With growing access to satellite imagery, new opportunities emerge to better understand and address the environmental devastation caused by armed conflicts. In response to this juncture, NASA Lifelines aims to improve knowledge sharing among humanitarians and earth observation experts on the use of remote sensing data.

The program’s mission is to bring together experts from different sectors, countries, and backgrounds to improve humanitarian response and support for affected communities. In a new partnership with NASA Lifelines, PAX will take up a role as one of their Humanitarian Wayfinders to build a network of humanitarians, environmentalists, remote sensing specialists, and partners from conflict-affected countries. The work will also involve sharing knowledge and methods on how to apply analysis from publicly available satellite data to understand how wars and the climate crisis impact the environment people depend upon. 

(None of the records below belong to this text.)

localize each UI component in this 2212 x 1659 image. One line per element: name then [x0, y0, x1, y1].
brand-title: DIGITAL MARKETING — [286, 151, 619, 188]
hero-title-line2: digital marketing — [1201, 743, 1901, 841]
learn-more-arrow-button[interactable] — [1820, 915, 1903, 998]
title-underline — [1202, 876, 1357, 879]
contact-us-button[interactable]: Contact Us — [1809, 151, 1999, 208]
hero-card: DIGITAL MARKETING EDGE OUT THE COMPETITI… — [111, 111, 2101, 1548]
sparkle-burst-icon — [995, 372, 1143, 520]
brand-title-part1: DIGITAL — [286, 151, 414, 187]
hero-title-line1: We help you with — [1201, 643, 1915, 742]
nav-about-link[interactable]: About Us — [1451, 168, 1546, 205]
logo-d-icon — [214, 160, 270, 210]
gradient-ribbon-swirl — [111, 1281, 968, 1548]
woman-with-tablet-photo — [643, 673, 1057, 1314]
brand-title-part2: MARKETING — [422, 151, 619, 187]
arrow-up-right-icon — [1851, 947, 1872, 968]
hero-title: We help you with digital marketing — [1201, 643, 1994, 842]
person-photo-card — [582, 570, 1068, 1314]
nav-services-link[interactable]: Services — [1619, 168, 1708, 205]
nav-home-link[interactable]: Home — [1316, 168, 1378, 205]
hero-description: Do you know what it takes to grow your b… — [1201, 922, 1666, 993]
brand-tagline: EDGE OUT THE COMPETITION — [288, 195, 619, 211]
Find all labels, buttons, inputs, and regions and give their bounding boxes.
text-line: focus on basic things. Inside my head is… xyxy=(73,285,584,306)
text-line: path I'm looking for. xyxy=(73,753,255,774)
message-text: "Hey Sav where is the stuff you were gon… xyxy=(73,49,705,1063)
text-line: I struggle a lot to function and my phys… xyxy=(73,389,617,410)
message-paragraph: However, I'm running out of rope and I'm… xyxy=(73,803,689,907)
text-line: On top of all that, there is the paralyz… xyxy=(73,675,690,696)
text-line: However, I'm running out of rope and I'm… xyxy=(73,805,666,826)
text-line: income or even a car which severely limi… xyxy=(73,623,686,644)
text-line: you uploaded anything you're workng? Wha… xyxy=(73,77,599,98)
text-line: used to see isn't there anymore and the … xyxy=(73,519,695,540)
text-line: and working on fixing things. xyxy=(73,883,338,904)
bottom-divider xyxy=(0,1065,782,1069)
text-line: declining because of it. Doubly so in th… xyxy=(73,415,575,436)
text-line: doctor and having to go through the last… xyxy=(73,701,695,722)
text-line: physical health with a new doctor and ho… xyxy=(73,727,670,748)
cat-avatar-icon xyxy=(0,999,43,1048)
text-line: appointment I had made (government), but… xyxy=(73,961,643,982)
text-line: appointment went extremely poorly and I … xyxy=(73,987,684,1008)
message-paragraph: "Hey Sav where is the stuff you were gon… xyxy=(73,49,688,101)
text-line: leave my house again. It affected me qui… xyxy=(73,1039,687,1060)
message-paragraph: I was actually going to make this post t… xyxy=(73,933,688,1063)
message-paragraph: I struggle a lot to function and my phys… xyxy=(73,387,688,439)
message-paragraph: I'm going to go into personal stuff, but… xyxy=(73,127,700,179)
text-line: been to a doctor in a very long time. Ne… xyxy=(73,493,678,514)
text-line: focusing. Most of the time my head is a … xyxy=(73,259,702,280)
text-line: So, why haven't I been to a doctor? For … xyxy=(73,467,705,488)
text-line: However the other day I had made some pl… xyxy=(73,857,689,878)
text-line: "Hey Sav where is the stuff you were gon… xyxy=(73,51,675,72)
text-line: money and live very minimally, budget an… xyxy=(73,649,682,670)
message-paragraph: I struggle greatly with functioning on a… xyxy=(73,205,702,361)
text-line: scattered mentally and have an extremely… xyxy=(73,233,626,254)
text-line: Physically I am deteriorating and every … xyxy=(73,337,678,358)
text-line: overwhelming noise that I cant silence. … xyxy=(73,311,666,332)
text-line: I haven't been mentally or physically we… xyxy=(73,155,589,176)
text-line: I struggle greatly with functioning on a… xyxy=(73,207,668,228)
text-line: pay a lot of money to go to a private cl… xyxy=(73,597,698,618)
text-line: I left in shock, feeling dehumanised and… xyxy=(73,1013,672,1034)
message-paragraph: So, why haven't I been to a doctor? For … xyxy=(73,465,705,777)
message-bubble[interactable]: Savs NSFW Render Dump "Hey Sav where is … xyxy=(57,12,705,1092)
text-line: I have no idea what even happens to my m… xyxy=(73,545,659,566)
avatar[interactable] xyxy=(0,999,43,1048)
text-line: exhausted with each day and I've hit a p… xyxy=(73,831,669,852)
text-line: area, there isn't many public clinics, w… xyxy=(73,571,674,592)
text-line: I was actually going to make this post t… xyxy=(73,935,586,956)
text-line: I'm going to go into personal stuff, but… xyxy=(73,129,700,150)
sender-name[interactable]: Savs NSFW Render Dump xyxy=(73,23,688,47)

With a wealth of satellite data available for people to use, this collaboration aims to pave the way for broader access and use of this data, facilitating researchers and people from affected communities to make effective use of these tools and imagery. PAX believes that the sharing of best practices, methods, and sources can lead to a democratisation of knowledge, and help moving forward a broader environmental lens on humanitarian response in areas affected by armed conflicts. NASA’s massive network of experts, data scientists, and experience is a valuable resource for the humanitarian and environmental community to tap into and make use of.

PAX has been pioneering the use of satellite imagery in its work to highlight the environmental consequences of wars, starting in Syria in 2015 by highlighting the risks of urban damage and toxic remnants of war, followed by an in-depth analysis of makeshift refineries in the east of the country. The work is currently applied to a range of war zones, including Ukraine, Iraq, South Sudan, Yemen, and Libya, often in collaboration with partners on the ground. The findings have been used by UN organisations, journalists, and humanitarian organisations to document and respond to environmental damages of conflicts. Much of the work and learning experience is owed to the broader open-source community that has been of inspiration and support to PAX’s work, most notably the initial publications with Bellingcat and later through collaboration with the Centre for Information Resilience on Ukraine.  

As a first step within the Humanitarian Wayfinders program, PAX has begun strengthening connections with academic actors by engaging in a Pathways for Sustainability research project with Utrecht University. This interdisciplinary research examines the political, ethical, and methodological possibilities and concerns arising from the use of satellite imagery, asking how these new ways of seeing and documenting environmental harms add to our understanding of ecological violence in conflict-affected regions.

As part of the work on this program, PAX also supports Utrecht University’s expansion of the emerging ‘Green Conflict Studies’ and their work on understanding the climate-conflict nexus and how environmental issues and challenges impact or are impacted by violent conflict and inequalities. This year’s Wayfinders Program also includes organizations such as Save the Children, the World Food Program, and the International Centre for Diarrhoeal Disease Research in Bangladesh.